Hindu fanaticism & Muslims


Attempts are being made to desecrate Mughal-era mosques and monuments, including the world heritage Taj Mahal in Agra, on the belief that they were raised on the sites of demolished Hindu temples, Muslims have been lynched or humiliated in the streets for being Muslim or on charges of consuming beef, targeted Muslim homes and shops have been razed with bulldozers, protests are organised against the head-dress of Muslim women and loudspeakers on mosques, the controversial Citizenship (Amendment) Act (CAA) seeks to deport undocumented Muslims and hold them in detention centres until their deportation, and BJP-affiliated political and religious leaders openly call for armed uprisings and genocide against the community, rape of their women, and boycott of Muslim businesses.
Last year had seen savage attacks on Muslims by Hindu mobs that evoked little official condemnation. While Jamiat Ulama-i-Hind petitioned the Supreme Court against assaults and repeated instances of hate speeches against Muslims across the country – especially genocidal calls made at the Dharma Sansad (religious conclave) in Hardwar by Hindu extremists who pledged to eliminate Muslims if necessary to make India a Hindu rashtra – 76 SC lawyers sought immediate judicial intervention, while voicing concern about law enforcement agencies “succumbing to non-state actors” in failing to protect minority rights. The petitioners also alleged that Uttar Pradesh police had arrested over 100 Muslims who were protesting against particularly inflammatory remarks by conclave organiser Yati Narsinghanand Saraswati, while none of the “hate mongers” had been acted against.
Modi has invested much effort in cultivating ties with the Arab world, visiting the UAE four times as Prime Minister, the emirates being India’s third-largest trading partner, behind China and the US. Saudi Arabia supplies around 20 per cent of India’s crude oil requirements and Qatar, nearly 40 per cent of India’s gas imports. Kuwait doubled its bilateral trade over the past two years, and in 2020-21, India’s trade with the six GCC nations amounted to nearly $155 billion, its exports accounting for just $44 billion of this. These countries also host nearly nine million Indian expatriates, while accounting for nearly 65 per cent of India’s annual remittances that totalled $87 billion in 2021, India being the world’s largest recipient of remittances.

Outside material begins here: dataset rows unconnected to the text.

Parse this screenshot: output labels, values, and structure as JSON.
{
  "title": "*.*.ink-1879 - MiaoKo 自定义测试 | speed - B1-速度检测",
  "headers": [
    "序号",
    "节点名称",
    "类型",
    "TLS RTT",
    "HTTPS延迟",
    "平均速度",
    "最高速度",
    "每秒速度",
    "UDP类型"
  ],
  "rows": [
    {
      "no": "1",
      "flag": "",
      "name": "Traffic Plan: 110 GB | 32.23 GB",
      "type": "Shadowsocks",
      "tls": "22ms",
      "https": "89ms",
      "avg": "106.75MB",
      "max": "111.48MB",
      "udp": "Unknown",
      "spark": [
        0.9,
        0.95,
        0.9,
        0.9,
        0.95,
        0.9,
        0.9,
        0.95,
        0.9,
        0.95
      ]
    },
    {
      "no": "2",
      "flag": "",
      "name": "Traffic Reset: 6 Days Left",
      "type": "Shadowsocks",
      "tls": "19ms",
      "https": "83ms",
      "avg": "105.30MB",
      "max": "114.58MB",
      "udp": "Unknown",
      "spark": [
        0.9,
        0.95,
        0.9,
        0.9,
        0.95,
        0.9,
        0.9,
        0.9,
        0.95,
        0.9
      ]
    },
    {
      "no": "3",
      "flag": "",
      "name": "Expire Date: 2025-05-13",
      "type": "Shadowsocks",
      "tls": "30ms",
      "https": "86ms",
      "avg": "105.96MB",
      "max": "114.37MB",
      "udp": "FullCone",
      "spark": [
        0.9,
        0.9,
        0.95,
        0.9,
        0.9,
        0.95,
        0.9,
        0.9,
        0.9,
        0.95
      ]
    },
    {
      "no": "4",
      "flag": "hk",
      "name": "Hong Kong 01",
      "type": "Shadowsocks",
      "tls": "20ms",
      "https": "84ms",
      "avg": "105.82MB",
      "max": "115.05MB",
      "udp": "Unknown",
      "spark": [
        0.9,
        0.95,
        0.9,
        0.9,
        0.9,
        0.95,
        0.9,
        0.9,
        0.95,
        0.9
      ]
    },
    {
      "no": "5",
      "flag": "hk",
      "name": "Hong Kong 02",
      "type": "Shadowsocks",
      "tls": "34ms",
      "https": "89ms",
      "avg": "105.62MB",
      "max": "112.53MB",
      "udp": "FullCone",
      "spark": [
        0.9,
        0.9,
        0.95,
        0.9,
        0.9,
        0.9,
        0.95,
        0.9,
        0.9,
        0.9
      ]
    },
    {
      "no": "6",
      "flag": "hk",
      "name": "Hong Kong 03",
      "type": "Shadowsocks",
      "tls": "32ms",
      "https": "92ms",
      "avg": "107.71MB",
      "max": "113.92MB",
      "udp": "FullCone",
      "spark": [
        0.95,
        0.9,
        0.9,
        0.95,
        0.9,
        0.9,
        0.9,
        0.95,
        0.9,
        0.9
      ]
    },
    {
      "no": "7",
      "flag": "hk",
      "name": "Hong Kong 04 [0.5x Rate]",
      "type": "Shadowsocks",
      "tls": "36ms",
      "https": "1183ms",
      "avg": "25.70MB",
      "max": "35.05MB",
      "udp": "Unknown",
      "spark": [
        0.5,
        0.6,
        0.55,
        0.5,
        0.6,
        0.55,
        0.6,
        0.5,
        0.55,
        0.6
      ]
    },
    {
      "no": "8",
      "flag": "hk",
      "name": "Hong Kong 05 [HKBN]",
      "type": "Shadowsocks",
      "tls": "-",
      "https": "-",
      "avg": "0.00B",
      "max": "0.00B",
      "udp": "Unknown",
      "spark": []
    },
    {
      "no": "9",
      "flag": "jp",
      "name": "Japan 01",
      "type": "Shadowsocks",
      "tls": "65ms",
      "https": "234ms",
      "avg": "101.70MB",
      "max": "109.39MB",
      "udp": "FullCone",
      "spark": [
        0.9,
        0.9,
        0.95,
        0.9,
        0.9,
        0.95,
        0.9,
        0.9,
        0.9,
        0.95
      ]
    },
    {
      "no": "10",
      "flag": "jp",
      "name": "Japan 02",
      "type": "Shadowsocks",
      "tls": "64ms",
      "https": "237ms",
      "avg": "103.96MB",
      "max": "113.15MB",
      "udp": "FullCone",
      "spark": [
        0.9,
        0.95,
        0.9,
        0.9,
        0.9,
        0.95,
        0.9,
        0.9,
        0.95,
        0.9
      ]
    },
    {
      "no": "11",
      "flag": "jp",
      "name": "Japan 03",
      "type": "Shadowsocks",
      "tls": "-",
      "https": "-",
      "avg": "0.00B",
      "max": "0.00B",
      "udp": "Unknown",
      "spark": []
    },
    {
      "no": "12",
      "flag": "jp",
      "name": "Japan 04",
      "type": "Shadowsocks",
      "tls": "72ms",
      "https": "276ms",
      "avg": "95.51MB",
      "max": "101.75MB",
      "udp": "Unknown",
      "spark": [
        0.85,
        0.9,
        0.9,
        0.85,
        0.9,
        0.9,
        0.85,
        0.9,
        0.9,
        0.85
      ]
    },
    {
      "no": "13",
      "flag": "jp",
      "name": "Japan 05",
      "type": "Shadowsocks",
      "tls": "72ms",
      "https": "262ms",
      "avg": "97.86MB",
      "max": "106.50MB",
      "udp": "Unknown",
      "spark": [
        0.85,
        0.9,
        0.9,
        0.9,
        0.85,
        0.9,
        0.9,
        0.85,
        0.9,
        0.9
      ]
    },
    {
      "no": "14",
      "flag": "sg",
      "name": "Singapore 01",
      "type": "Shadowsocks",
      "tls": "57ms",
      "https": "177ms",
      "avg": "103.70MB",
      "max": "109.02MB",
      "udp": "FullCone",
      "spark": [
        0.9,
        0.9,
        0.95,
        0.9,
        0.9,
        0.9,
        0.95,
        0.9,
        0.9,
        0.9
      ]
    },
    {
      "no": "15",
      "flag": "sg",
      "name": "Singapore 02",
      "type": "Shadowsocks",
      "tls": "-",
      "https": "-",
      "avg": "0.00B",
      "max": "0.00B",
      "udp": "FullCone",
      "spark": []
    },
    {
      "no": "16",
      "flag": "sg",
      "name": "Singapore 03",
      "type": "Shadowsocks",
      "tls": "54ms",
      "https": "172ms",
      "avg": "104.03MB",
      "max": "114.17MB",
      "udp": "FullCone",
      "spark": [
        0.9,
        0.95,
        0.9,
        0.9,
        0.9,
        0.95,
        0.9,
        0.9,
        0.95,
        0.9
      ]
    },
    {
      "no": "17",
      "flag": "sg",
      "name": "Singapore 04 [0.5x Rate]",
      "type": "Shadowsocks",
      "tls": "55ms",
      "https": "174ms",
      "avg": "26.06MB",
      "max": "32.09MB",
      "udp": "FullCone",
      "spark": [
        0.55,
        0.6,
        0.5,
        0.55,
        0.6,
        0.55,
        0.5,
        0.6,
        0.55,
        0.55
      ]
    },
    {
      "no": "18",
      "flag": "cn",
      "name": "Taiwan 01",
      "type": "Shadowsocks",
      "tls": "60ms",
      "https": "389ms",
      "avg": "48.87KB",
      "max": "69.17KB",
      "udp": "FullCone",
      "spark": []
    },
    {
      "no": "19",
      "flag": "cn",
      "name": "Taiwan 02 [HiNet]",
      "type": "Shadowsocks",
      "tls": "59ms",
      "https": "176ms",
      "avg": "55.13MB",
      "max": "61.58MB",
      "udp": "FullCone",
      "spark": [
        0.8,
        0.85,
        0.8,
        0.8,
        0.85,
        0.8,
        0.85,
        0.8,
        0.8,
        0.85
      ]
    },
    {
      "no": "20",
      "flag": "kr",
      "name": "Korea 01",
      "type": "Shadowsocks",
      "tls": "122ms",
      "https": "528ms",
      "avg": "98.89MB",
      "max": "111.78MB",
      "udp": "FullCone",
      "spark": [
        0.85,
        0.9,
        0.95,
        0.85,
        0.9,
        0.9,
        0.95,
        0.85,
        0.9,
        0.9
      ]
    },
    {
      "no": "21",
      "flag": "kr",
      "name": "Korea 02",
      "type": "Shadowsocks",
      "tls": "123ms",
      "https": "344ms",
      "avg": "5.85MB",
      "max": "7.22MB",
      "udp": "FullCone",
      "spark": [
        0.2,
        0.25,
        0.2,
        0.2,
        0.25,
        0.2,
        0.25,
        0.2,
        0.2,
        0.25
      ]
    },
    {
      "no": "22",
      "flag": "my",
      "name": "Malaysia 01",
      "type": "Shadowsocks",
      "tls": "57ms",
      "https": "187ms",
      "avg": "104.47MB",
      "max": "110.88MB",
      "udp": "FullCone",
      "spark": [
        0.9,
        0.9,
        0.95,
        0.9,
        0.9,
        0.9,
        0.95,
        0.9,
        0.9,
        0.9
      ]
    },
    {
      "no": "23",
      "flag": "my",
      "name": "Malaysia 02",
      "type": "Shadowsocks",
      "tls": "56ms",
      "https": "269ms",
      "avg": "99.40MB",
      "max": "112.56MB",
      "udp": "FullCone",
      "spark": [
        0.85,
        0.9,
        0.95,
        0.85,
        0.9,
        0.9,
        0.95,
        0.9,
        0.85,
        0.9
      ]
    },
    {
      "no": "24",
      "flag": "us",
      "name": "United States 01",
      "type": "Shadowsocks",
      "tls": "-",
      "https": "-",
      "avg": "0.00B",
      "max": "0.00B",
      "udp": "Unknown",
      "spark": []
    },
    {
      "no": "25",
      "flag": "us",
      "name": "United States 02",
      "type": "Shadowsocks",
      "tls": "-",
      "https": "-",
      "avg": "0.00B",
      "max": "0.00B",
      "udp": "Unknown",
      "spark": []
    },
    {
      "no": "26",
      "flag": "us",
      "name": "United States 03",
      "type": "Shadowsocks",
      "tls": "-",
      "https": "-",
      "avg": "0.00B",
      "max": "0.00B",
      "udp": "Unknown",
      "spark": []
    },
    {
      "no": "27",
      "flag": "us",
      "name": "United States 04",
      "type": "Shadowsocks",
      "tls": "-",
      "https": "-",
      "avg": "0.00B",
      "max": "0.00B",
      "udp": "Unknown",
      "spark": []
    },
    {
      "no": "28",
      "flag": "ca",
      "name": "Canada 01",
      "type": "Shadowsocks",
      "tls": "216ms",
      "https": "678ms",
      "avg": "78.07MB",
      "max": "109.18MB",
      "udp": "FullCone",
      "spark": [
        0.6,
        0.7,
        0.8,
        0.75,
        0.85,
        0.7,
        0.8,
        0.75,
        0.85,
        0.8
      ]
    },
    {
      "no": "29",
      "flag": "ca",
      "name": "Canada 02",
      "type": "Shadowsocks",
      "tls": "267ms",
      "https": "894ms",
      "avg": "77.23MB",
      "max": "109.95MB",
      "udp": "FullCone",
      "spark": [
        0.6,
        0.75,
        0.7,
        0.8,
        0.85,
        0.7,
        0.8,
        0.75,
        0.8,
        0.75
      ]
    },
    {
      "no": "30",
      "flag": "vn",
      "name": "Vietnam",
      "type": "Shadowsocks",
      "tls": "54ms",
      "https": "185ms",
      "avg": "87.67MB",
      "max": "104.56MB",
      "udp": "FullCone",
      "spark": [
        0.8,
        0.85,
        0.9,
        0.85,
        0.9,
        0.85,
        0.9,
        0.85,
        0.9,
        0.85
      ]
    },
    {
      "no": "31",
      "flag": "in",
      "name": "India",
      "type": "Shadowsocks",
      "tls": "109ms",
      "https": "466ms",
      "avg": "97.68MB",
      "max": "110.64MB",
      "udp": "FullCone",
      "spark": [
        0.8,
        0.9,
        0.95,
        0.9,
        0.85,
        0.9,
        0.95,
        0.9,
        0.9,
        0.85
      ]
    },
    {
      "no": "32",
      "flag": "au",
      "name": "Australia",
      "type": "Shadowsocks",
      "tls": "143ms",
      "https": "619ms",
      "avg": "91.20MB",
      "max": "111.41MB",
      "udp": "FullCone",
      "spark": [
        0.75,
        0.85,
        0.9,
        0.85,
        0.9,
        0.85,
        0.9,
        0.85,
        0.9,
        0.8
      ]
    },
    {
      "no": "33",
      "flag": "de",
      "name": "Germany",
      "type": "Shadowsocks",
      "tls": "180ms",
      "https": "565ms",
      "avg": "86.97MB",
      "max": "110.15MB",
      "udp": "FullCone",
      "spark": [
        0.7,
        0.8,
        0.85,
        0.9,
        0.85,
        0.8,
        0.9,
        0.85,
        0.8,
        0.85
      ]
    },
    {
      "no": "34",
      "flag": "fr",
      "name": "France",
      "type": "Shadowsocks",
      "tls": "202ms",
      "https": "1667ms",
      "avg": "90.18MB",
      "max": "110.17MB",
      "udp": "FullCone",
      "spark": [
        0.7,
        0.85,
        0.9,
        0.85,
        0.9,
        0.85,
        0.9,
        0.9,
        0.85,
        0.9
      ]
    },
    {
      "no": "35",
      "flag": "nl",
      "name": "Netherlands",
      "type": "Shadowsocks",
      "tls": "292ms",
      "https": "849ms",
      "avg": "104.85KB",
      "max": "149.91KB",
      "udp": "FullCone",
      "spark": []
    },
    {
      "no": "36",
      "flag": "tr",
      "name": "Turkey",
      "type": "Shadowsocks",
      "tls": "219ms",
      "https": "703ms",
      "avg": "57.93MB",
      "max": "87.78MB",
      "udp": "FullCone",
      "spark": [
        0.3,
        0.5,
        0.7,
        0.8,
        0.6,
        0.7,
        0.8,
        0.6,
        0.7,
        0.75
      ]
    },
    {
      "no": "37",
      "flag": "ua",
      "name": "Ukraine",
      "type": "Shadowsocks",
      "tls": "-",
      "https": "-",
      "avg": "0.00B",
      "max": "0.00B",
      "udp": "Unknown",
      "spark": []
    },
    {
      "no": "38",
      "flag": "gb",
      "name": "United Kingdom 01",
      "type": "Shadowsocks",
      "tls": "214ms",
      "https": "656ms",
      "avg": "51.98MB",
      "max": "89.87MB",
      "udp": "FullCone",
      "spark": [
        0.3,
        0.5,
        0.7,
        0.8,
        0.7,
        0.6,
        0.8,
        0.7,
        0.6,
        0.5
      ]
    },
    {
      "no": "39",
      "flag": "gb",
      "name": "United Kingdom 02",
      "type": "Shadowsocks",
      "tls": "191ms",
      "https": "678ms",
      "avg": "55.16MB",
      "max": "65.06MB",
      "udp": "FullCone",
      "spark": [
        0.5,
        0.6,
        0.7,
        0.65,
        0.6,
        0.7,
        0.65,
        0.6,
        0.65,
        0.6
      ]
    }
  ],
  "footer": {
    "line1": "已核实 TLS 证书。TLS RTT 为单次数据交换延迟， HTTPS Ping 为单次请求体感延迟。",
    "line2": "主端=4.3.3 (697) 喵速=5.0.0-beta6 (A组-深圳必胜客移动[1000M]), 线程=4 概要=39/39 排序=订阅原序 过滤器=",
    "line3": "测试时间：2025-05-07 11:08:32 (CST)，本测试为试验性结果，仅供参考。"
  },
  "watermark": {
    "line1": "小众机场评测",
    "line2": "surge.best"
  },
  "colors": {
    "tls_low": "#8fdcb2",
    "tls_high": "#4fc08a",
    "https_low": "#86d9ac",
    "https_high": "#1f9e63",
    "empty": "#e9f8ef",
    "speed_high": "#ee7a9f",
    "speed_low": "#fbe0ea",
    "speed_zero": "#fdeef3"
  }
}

Washington, in turn, appears to be yet weighing the odds on defining its partnership with India. When he was the Democratic US presidential nominee in 2020, Joe Biden, now President, had expressed disappointment over the CAA as well as over the implementation of the National Register of Citizens (NRC) in Assam, and had urged for the restoration of rights of all Kashmiris. His policy paper had noted that these measures were inconsistent with India’s long tradition of secularism and sustenance of a multi-ethnic and multi-religious democracy. Also, in her meeting with Modi in Washington last September, Indian-origin Vice President Kamala Harris did not shirk from impressing upon him how imperative it was to defend democratic principles and institutions, and to uphold human rights.
Biden also singled out India from within the Quad, the Indo-Pacific-focussed coalition of the US, India, Australia and Japan, when he called out India as “somewhat shaky” in supporting the US-led condemnation of Russia’s war against Ukraine, even as Australia and Japan were unequivocal in their rebuke. He went on to warn that “there is no room for excuses or equivocation”. His setting up last September of a new trilateral security alliance for the Indo-Pacific, called AUKUS, an acronym of the three partner countries, Australia, the UK and the US, also complicates India’s constancy in the US-led campaign against a rising China in this region.
The move might presage an eventual supplanting of India by the UK in Washington’s scheme of things, signaling the Biden administration’s waning dependence on India in rebalancing the power equations in the littoral.
It is also believed that Biden might find it increasingly difficult to enlist a democracy-shunning India in partnerships like the Quad, which is positioned against an undemocratic China. After all, the 2021 Country Report on Human Rights Practices: India, released in April by his State Department’s Bureau of Democracy, Human Rights, and Labour, has stopped just short of accusing the Modi regime of crimes against humanity. This annual report, also known as the Human Rights Report, covers internationally recognised individual, civil, political, and worker rights, as set forth in the Universal Declaration of Human Rights and other international agreements.